Ça ne vous rappelle rien ? Les soirées foot solitaires d'Andrea Agnelli, le patron de la Juventus Turin, et promoteur en chef du projet avorté de Super Ligue européenne. On l'entendait se lamenter : "J'ai cinq enfants d'âges différents et je regarde leurs comportements. Ils n'ont pas la patience de rester 90 minutes à regarder un match, on doit s'adapter aux habitudes des futurs supporters. (...) Mais est-ce que ce que nous leur offrons aujourd'hui correspond à ce qu'ils veulent ?" Dit autrement, le foot de papa, c'est 90 loooongues minutes, rarement captivantes, faute d'un nombre suffisant de stars au mètre carré de gazon et de buts marqués à intervalles réguliers. "Un match dans lequel on voit moins de deux buts, c'est l'ennui", appuie Félix, notre échantillon témoin de la classe biberon des supporters. "Les jeunes veulent voir du spectacle, des dribbles fous, des actions avec des gestes techniques incroyables et des buts magiques, comme un ciseau ou un coup du foulard."

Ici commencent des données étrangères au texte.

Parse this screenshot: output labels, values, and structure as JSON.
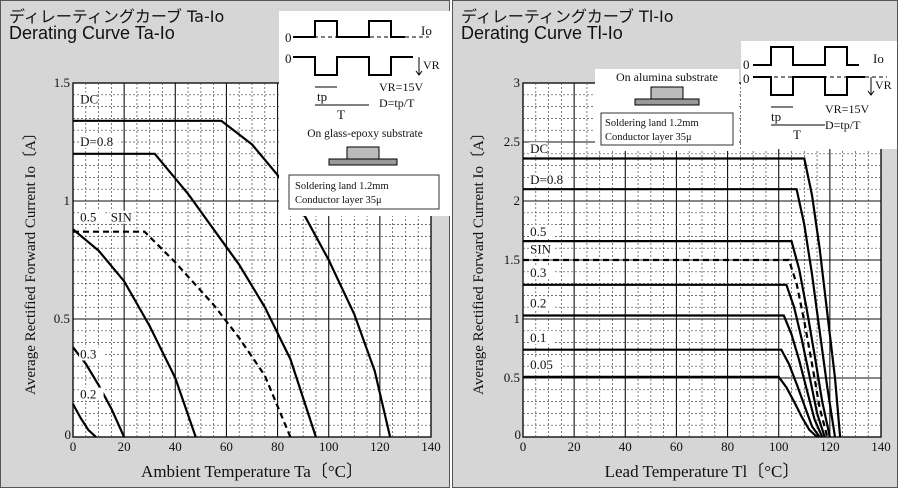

Un temps de passion disponible en baisse
C'est quasiment mot pour mot les conclusions de l'étude commanditée par l'ECA, l'association des gros clubs européens, dans une dizaine de pays, de l'Inde au Royaume-Uni en passant par la Chine : "L'intérêt n'a jamais été aussi bas auprès des 16-24 ans" (page 10 de ce PDF en anglais). Contestable dans son format, elle corrobore le constat d'une foultitude d'enquêtes menées à une échelle plus locale. "Il y a 100 millions d'ados qui passent vingt heures par semaine sur Twitch... Le temps de passion disponible se retrouve fragmenté. On n'assiste pas à une baisse d'appétence pour le foot, mais à une chute de sa consommation par les modes traditionnels", argue Arnaud Simon, ancien patron d'Eurosport et directeur de l'agence In & out Stories, qui commercialise des droits sportifs.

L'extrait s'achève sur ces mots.